Non, Jacinthe n’est pas une ermite qui tardait à sortir du placard. Elle aime les gens, mais pas en groupe. Quand elle va dans un souper d’amis, elle sent monter son anxiété sociale. Elle craint le jugement des autres. En revenant à la maison, elle finit toujours par ruminer ses déclarations : ah! j’aurais pas du dire ça, j’ai eu l’air conne. 

«Avec comme résultat que je consommais pratiquement toujours trop d’alcool en situation sociale pour étouffer mon malaise, et que je traînais des doutes et des angoisses les heures et les jours suivants ces événements», m’a expliqué Jacinthe. 

Jacinthe, vous l’aurez compris, est une introvertie, comme 30 à 50 % de la population. Elle a une préférence pour les environnements faiblement stimulants. Elle puise son énergie non pas dans le contact avec les autres, mais dans le calme et l’introspection. 

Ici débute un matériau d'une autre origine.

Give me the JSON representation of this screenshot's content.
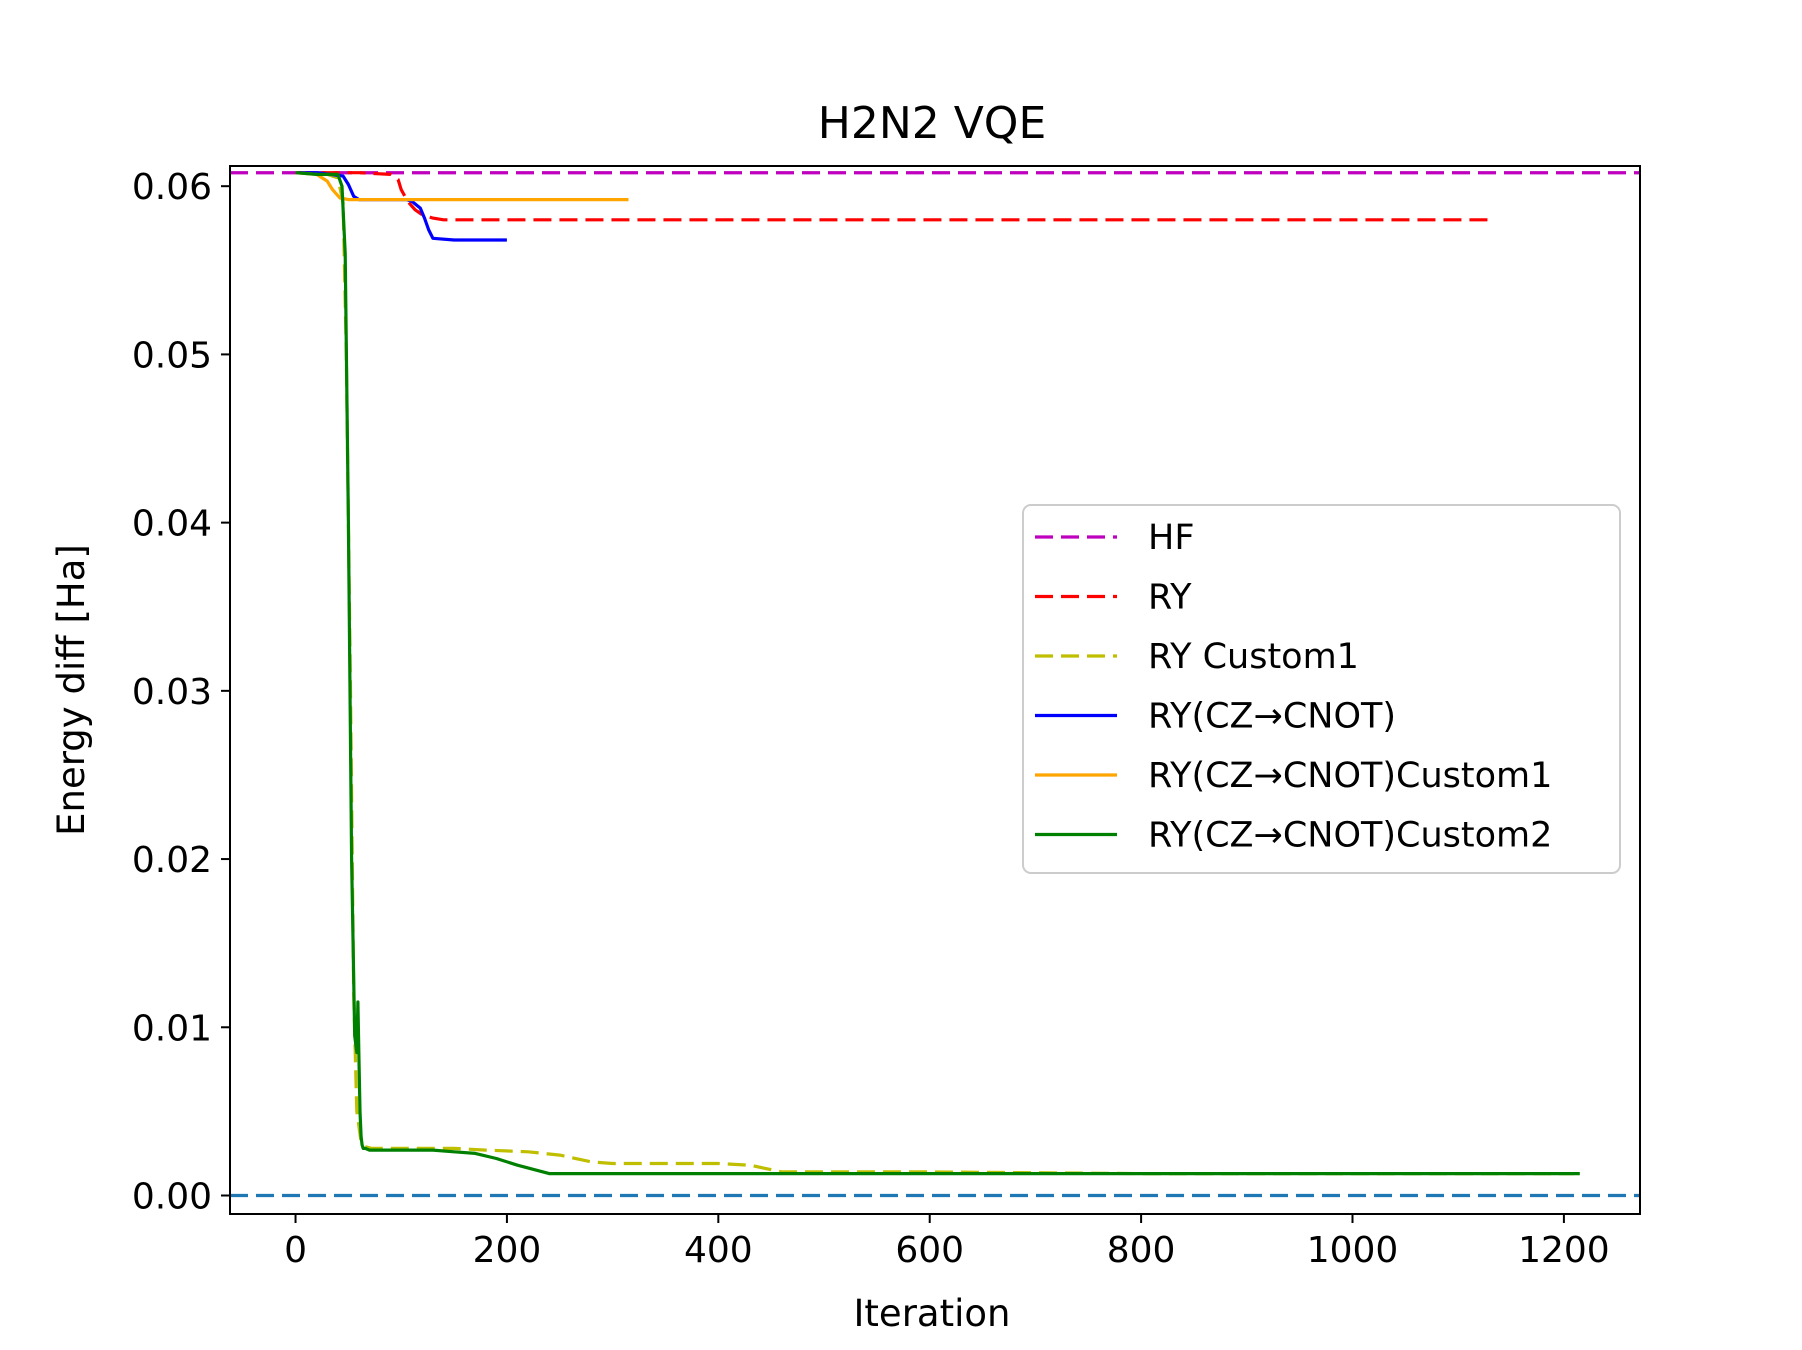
{
  "chart_data": {
    "type": "line",
    "title": "H2N2 VQE",
    "xlabel": "Iteration",
    "ylabel": "Energy diff [Ha]",
    "xlim": [
      -62,
      1272
    ],
    "ylim": [
      -0.0011,
      0.0612
    ],
    "xticks": [
      0,
      200,
      400,
      600,
      800,
      1000,
      1200
    ],
    "xtick_labels": [
      "0",
      "200",
      "400",
      "600",
      "800",
      "1000",
      "1200"
    ],
    "yticks": [
      0.0,
      0.01,
      0.02,
      0.03,
      0.04,
      0.05,
      0.06
    ],
    "ytick_labels": [
      "0.00",
      "0.01",
      "0.02",
      "0.03",
      "0.04",
      "0.05",
      "0.06"
    ],
    "grid": false,
    "legend_position": "center-right",
    "hlines": [
      {
        "name": "HF",
        "y": 0.0608,
        "color": "#bf00bf",
        "dash": "dashed",
        "in_legend": true
      },
      {
        "name": "exact",
        "y": 0.0,
        "color": "#1f77b4",
        "dash": "dashed",
        "in_legend": false
      }
    ],
    "series": [
      {
        "name": "RY",
        "color": "#ff0000",
        "dash": "dashed",
        "x": [
          0,
          30,
          60,
          90,
          97,
          100,
          106,
          113,
          120,
          130,
          140,
          300,
          600,
          900,
          1130
        ],
        "y": [
          0.0608,
          0.0608,
          0.0608,
          0.0607,
          0.0604,
          0.0598,
          0.0591,
          0.0586,
          0.0583,
          0.0581,
          0.058,
          0.058,
          0.058,
          0.058,
          0.058
        ]
      },
      {
        "name": "RY Custom1",
        "color": "#bfbf00",
        "dash": "dashed",
        "x": [
          0,
          30,
          40,
          45,
          48,
          52,
          55,
          58,
          62,
          66,
          72,
          90,
          120,
          150,
          180,
          220,
          250,
          280,
          300,
          350,
          400,
          430,
          460,
          500,
          600,
          800,
          1000,
          1210
        ],
        "y": [
          0.0608,
          0.0607,
          0.0605,
          0.059,
          0.05,
          0.03,
          0.012,
          0.005,
          0.0032,
          0.0029,
          0.0028,
          0.0028,
          0.0028,
          0.0028,
          0.0027,
          0.0026,
          0.0024,
          0.002,
          0.0019,
          0.0019,
          0.0019,
          0.0018,
          0.0014,
          0.0014,
          0.0014,
          0.0013,
          0.0013,
          0.0013
        ]
      },
      {
        "name": "RY(CZ→CNOT)",
        "color": "#0000ff",
        "dash": "solid",
        "x": [
          0,
          20,
          45,
          50,
          55,
          60,
          90,
          105,
          110,
          118,
          122,
          126,
          130,
          150,
          170,
          200
        ],
        "y": [
          0.0608,
          0.0608,
          0.0606,
          0.0601,
          0.0594,
          0.0592,
          0.0592,
          0.0592,
          0.0591,
          0.0587,
          0.0581,
          0.0574,
          0.0569,
          0.0568,
          0.0568,
          0.0568
        ]
      },
      {
        "name": "RY(CZ→CNOT)Custom1",
        "color": "#ffa500",
        "dash": "solid",
        "x": [
          0,
          20,
          30,
          35,
          42,
          50,
          100,
          200,
          250,
          315
        ],
        "y": [
          0.0608,
          0.0607,
          0.0603,
          0.0598,
          0.0593,
          0.0592,
          0.0592,
          0.0592,
          0.0592,
          0.0592
        ]
      },
      {
        "name": "RY(CZ→CNOT)Custom2",
        "color": "#008000",
        "dash": "solid",
        "x": [
          0,
          20,
          40,
          44,
          47,
          50,
          53,
          56,
          58,
          59,
          60,
          61,
          62,
          63,
          64,
          66,
          70,
          80,
          100,
          130,
          150,
          170,
          190,
          210,
          240,
          300,
          400,
          600,
          800,
          1000,
          1215
        ],
        "y": [
          0.0608,
          0.0607,
          0.0607,
          0.06,
          0.056,
          0.04,
          0.02,
          0.0095,
          0.0085,
          0.0115,
          0.008,
          0.005,
          0.0035,
          0.003,
          0.0028,
          0.0028,
          0.0027,
          0.0027,
          0.0027,
          0.0027,
          0.0026,
          0.0025,
          0.0022,
          0.0018,
          0.0013,
          0.0013,
          0.0013,
          0.0013,
          0.0013,
          0.0013,
          0.0013
        ]
      }
    ],
    "legend_entries": [
      {
        "name": "HF",
        "color": "#bf00bf",
        "dash": "dashed"
      },
      {
        "name": "RY",
        "color": "#ff0000",
        "dash": "dashed"
      },
      {
        "name": "RY Custom1",
        "color": "#bfbf00",
        "dash": "dashed"
      },
      {
        "name": "RY(CZ→CNOT)",
        "color": "#0000ff",
        "dash": "solid"
      },
      {
        "name": "RY(CZ→CNOT)Custom1",
        "color": "#ffa500",
        "dash": "solid"
      },
      {
        "name": "RY(CZ→CNOT)Custom2",
        "color": "#008000",
        "dash": "solid"
      }
    ]
  }
}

Mais être introverti n’est pas synonyme d’anxiété sociale. Il y a un grand nombre d’extravertis qui sont aussi anxieux socialement. Cela dit, il est courant que les introvertis soient aux prises avec un certain niveau d’anxiété sociale, comme Jacinthe. 

Dans la pièce Huis clos, de Jean-Paul Sartre, l’un des trois personnages dit à la fin : «Tous ces regards qui me mangent. […] Pas besoin de gril, l’enfer c’est les autres». En confinement, l’enfer ne brûle pas, il crépite. Et c’est peut-être pour ça qu’il semble si apaisant pour les gens qui préfèrent se soustraire au regard des autres. 

Alors oui, Jacinthe profite du JOMO ces temps-ci. Mais un jour ou l’autre, la vie normale va reprendre. Et quand l’enfer va brûler de nouveau, que fera-t-elle? 

Je lui en reparlerai à ce moment. Mais je me demande si elle ne devrait pas en profiter pour apprendre à atténuer son anxiété sociale. On a tous besoin d’amis en dehors de notre bulle. Et les amis sont contents qu’on soit là à leur fête, même si on leur dit qu’on va se reprendre en tête-à-tête. 

En même temps, si Jacinthe ressort du confinement avec plus de JOMO et moins de FOMO, tant mieux. Comme elle, plusieurs choisiront peut-être leurs rassemblements avec plus de parcimonie après la pandémie. Ou ils seront peut-être moins girouettes. Et ça, qui s’en plaindra?